I'm running pihole in a Docker container on an Intel NUC, performance is great. Client (browser) performance has also improved remarkably. One problem is getting ipv6 working between host, container and the outside world is non-trivial and non-obvious compared to ipv4 - I still haven't figured it out.
Typically you go into your your router's DHCP settings and populate DNS with the pihole DNS, or disable DHCP on your router and let pihole do DHCP. The gotcha is if you have an ISP supplied router which has no DHCP interface at all: no way to disable it, no way to customize DNS. All of Xfinity's hardware now does this for residential, you have to pay for business service to set DNS servers.
> The gotcha is if you have an ISP supplied router which has no DHCP interface at all: no way to disable it, no way to customize DNS.

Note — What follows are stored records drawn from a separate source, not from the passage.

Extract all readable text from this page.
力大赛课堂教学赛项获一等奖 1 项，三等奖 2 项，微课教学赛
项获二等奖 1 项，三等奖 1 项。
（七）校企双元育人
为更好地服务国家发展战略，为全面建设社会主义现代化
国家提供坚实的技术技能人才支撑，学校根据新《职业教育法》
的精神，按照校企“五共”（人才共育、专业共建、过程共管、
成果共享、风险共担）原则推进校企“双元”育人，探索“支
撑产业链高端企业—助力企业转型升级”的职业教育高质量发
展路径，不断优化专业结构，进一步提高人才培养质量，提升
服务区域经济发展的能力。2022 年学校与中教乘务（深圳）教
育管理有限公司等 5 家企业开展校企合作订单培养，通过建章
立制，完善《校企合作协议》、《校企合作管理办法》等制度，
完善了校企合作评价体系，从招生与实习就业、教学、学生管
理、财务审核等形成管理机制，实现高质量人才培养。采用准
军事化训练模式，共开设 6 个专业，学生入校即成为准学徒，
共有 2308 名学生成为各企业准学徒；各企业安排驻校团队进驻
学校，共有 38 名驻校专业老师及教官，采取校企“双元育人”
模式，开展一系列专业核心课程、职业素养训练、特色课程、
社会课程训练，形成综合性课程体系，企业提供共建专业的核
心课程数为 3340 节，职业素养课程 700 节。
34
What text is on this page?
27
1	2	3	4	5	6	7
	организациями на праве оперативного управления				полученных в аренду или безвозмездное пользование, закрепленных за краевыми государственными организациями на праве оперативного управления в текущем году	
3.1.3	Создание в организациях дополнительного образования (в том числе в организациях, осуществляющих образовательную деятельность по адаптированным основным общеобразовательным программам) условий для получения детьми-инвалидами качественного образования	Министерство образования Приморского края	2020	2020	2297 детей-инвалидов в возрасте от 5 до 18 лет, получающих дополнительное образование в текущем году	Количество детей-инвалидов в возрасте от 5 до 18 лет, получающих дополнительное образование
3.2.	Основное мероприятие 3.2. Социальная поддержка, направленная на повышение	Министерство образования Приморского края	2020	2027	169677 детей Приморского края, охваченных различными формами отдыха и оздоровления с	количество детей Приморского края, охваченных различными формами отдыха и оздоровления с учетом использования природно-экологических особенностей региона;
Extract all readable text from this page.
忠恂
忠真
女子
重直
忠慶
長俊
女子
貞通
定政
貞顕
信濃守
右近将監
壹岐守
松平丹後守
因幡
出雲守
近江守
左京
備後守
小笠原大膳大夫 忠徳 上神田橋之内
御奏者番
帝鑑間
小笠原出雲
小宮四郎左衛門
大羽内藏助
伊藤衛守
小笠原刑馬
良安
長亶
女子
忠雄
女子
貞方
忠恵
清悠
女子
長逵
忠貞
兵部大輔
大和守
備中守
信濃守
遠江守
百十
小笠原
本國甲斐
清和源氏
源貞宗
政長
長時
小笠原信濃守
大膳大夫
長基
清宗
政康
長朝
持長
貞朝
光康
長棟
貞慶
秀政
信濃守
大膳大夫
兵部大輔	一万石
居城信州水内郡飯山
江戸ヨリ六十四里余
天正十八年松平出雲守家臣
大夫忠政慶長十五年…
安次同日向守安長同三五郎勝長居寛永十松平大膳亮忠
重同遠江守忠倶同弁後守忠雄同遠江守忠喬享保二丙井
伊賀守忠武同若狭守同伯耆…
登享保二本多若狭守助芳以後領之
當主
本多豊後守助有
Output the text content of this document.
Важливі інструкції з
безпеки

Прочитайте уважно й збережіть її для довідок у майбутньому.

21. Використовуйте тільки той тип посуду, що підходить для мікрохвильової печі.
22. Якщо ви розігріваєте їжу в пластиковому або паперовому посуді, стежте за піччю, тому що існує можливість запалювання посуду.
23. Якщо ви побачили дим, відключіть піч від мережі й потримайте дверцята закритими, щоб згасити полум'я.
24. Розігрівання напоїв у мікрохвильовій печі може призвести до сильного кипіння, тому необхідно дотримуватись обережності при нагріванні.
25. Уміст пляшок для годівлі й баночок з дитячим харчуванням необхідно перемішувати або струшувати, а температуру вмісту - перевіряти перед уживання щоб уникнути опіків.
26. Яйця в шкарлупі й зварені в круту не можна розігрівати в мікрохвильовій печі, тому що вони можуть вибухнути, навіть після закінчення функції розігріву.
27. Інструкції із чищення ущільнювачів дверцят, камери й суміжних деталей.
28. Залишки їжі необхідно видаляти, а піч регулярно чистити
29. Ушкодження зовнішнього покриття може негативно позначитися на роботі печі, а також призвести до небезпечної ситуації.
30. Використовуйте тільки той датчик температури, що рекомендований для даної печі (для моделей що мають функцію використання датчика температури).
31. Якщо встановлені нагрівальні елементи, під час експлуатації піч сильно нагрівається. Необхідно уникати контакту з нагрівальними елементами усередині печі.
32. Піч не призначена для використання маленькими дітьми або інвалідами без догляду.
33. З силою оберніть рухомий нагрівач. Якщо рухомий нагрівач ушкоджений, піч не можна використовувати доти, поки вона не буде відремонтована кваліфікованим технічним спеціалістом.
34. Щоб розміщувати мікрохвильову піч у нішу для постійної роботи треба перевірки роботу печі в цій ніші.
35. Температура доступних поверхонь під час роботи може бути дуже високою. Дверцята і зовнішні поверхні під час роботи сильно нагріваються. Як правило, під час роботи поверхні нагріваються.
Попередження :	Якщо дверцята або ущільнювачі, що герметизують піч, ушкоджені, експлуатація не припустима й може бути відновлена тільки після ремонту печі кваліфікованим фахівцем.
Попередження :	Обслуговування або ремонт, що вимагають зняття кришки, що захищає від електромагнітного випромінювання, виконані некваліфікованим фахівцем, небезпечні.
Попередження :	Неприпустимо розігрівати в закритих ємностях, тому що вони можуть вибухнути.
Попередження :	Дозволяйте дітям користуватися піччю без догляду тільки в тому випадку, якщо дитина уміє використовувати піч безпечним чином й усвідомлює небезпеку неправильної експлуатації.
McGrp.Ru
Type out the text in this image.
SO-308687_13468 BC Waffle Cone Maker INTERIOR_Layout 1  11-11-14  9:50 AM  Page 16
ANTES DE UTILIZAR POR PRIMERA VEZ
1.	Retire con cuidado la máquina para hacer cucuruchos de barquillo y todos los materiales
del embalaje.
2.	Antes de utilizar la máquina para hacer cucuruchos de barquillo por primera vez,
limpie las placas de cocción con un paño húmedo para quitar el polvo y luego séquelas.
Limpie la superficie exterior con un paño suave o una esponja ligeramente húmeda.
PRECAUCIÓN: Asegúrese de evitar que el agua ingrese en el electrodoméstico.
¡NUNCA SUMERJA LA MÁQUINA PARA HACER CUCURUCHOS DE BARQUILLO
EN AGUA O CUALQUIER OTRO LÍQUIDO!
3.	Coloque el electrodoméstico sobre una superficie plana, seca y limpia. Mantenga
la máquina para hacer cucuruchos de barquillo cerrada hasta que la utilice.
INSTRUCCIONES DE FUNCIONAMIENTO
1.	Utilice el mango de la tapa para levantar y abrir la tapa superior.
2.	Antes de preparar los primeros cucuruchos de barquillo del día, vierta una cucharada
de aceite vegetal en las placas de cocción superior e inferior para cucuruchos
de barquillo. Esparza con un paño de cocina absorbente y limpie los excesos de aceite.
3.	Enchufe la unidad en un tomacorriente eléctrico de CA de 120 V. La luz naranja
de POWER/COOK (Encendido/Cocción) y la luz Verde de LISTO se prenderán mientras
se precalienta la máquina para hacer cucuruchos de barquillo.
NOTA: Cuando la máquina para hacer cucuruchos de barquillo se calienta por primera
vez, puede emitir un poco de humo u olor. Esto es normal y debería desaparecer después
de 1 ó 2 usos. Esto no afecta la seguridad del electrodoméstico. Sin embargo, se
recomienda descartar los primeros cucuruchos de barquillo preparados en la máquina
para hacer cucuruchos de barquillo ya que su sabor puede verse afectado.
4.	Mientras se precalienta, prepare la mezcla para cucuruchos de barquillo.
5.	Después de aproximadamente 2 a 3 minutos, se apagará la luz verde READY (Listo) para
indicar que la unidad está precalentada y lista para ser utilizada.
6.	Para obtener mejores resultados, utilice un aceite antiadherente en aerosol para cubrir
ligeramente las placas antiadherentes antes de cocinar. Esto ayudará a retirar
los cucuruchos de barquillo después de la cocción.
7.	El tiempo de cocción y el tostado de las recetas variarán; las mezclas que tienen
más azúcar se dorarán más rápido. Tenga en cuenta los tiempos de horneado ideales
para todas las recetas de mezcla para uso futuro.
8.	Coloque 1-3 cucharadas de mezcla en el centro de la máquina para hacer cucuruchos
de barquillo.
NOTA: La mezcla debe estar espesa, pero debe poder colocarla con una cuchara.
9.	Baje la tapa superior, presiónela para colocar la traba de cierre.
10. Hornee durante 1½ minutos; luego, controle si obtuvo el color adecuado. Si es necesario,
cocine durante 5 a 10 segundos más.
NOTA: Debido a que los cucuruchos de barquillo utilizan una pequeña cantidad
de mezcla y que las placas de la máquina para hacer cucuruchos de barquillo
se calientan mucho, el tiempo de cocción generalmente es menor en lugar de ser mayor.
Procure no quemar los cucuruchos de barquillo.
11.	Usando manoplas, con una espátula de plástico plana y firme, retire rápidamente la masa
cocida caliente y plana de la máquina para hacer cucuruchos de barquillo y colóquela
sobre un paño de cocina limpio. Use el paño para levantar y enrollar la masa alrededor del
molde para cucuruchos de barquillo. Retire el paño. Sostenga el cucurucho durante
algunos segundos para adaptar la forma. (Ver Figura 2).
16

The way I get around this is by putting all of my devices behind another router, and treating the ISP router as if it is part of an external network. It introduces a second layer of NAT (ISP router gives my router a 192.168.0.x address, which it treats as its WAN IP; devices get a 192.168.1.x address), but in practice it's caused me no problems. I've been running a similar setup for close to a decade now.
I had this same problem with Xfinity and just switched to using my own modem & router. Switching to your own hardware should save you $10/month anyway unless you're on some kind of building-wide plan.
For me it was worth it to spend the money and have full control over my hardware.
Typically you go into your your router's DHCP settings and populate DNS with the pihole DNS, or disable DHCP on your router and let pihole do DHCP. The gotcha is if you have an ISP supplied router which has no DHCP interface at all: no way to disable it, no way to customize DNS. All of Xfinity's hardware now does this for residential, you have to pay for business service to set DNS servers.